Job submission and monitoring
Most work on Apollo is done by submitting jobs to the queueing system. A job is defined by its submission script, which specifies what programs to run and what resources will be needed for them.
Submission Scripts
An example submission script:
#!/bin/bash
#SBATCH --job-name=lammps
#SBATCH --partition=compute
#SBATCH --time=2:00:00
#SBATCH --nodes=2
#SBATCH --ntasks-per-node=64
#SBATCH --account=pilot
module purge
module load LAMMPS/2Aug2023_update2-foss-2023a-intel
export OMP_NUM_THREADS=2
echo $SLURM_NODELIST
echo
mpirun --bind-to core -np $SLURM_NTASKS lmp -k on t 2 -sf kk < in.eam
The #SBATCH lines tell the queuing system what resources are being requested for this job. In this case it is requesting 2 nodes, using 64 cores per node, from the compute partition (queue) for 2 hours.
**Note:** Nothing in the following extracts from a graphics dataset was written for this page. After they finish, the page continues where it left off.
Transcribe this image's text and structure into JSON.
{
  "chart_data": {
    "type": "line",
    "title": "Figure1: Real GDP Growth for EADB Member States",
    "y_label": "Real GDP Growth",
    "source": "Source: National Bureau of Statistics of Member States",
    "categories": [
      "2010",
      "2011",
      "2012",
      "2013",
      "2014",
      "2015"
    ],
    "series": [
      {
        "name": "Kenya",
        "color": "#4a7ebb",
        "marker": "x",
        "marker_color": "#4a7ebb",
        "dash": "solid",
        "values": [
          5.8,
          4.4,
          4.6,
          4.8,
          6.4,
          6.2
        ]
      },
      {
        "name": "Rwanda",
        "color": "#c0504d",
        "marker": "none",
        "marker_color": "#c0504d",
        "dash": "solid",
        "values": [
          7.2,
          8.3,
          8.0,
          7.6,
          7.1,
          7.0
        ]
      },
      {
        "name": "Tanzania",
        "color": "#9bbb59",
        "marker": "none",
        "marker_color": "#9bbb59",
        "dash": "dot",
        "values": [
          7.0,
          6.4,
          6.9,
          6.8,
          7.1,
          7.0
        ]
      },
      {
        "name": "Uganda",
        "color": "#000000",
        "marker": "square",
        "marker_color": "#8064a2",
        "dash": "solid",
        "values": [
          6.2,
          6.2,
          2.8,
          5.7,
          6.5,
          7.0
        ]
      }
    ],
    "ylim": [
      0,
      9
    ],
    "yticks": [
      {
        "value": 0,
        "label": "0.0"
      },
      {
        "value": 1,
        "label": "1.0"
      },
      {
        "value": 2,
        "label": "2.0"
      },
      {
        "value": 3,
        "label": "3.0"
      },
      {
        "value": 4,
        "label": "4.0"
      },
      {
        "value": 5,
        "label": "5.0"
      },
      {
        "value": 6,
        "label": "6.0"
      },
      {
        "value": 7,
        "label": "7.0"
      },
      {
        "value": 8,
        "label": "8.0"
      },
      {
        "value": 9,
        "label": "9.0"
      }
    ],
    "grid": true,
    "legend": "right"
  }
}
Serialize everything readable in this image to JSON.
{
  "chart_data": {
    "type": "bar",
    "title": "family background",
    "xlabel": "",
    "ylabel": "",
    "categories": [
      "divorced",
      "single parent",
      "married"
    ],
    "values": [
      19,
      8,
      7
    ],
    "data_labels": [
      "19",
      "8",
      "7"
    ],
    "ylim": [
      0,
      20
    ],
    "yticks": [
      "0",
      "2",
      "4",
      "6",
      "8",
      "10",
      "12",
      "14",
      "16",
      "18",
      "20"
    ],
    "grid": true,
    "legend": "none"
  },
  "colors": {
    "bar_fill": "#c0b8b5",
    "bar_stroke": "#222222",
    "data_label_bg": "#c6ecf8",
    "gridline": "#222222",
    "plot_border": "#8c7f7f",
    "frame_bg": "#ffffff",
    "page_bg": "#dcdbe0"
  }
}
The other lines are executed when the job runs. In this example, it unloads any previously loaded modules, loads the LAMMPS/2Aug2023_update2-foss-2023a-intel
module, sets the number of threads it will use to 2 per task. Finally, it prints the nodes allocated to this job.
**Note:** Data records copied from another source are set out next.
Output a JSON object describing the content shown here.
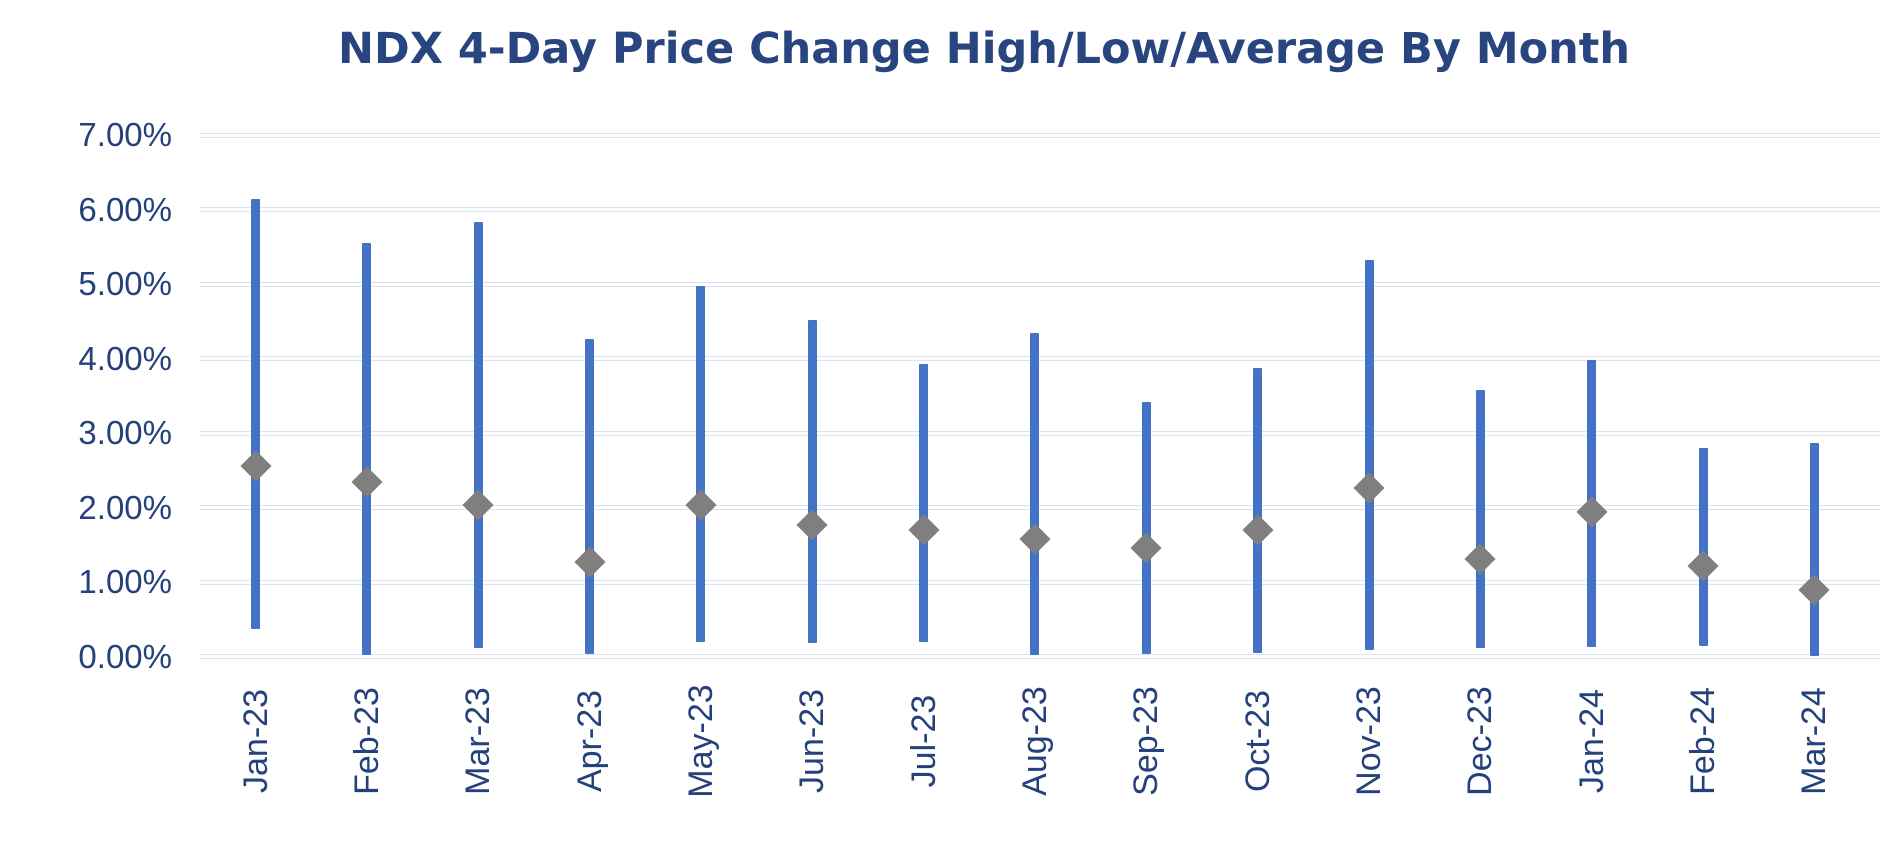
{
  "title": "NDX 4-Day Price Change High/Low/Average By Month",
  "chart_data": {
    "type": "bar",
    "subtype": "high-low-range-with-average-marker",
    "title": "NDX 4-Day Price Change High/Low/Average By Month",
    "categories": [
      "Jan-23",
      "Feb-23",
      "Mar-23",
      "Apr-23",
      "May-23",
      "Jun-23",
      "Jul-23",
      "Aug-23",
      "Sep-23",
      "Oct-23",
      "Nov-23",
      "Dec-23",
      "Jan-24",
      "Feb-24",
      "Mar-24"
    ],
    "series": [
      {
        "name": "High",
        "marker": "range-bar-top",
        "values": [
          6.14,
          5.55,
          5.83,
          4.26,
          4.97,
          4.52,
          3.93,
          4.34,
          3.42,
          3.87,
          5.32,
          3.58,
          3.98,
          2.8,
          2.87
        ]
      },
      {
        "name": "Low",
        "marker": "range-bar-bottom",
        "values": [
          0.37,
          0.02,
          0.11,
          0.03,
          0.19,
          0.18,
          0.19,
          0.02,
          0.03,
          0.05,
          0.09,
          0.11,
          0.13,
          0.14,
          0.01
        ]
      },
      {
        "name": "Average",
        "marker": "diamond",
        "values": [
          2.56,
          2.34,
          2.03,
          1.27,
          2.03,
          1.76,
          1.7,
          1.58,
          1.46,
          1.7,
          2.26,
          1.31,
          1.94,
          1.22,
          0.89
        ]
      }
    ],
    "unit": "percent",
    "xlabel": "",
    "ylabel": "",
    "y_axis": {
      "min": 0,
      "max": 7,
      "tick_values": [
        0,
        1,
        2,
        3,
        4,
        5,
        6,
        7
      ],
      "tick_labels": [
        "0.00%",
        "1.00%",
        "2.00%",
        "3.00%",
        "4.00%",
        "5.00%",
        "6.00%",
        "7.00%"
      ]
    },
    "grid": "horizontal",
    "legend": "none",
    "x_labels_rotation_degrees": 90,
    "colors": {
      "range_bar": "#4472C4",
      "average_marker": "#7F7F7F",
      "title": "#29457F",
      "axis_labels": "#25417B",
      "gridline": "#D9E4F3",
      "background": "#FFFFFF"
    }
  }
}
Submitting and Cancelling Jobs
To submit a job use the sbatch command. For example, if the job's submission script is called "job.sh":
$ sbatch job.sh
Submitted batch job 26821
When the queueing system accepts a job it assigns it a job number. In this example the job is 26821.
To cancel a job use the scancel command:
$ scancel 26821
If the job has already completed or been cancelled then you may get an error message.
Listing Jobs
Once a job has been submitted it will sit in the queue until resources are available to run it. To list the running and queued jobs there are several commands available.
squeue usually provides the best overview of what jobs are queued and running.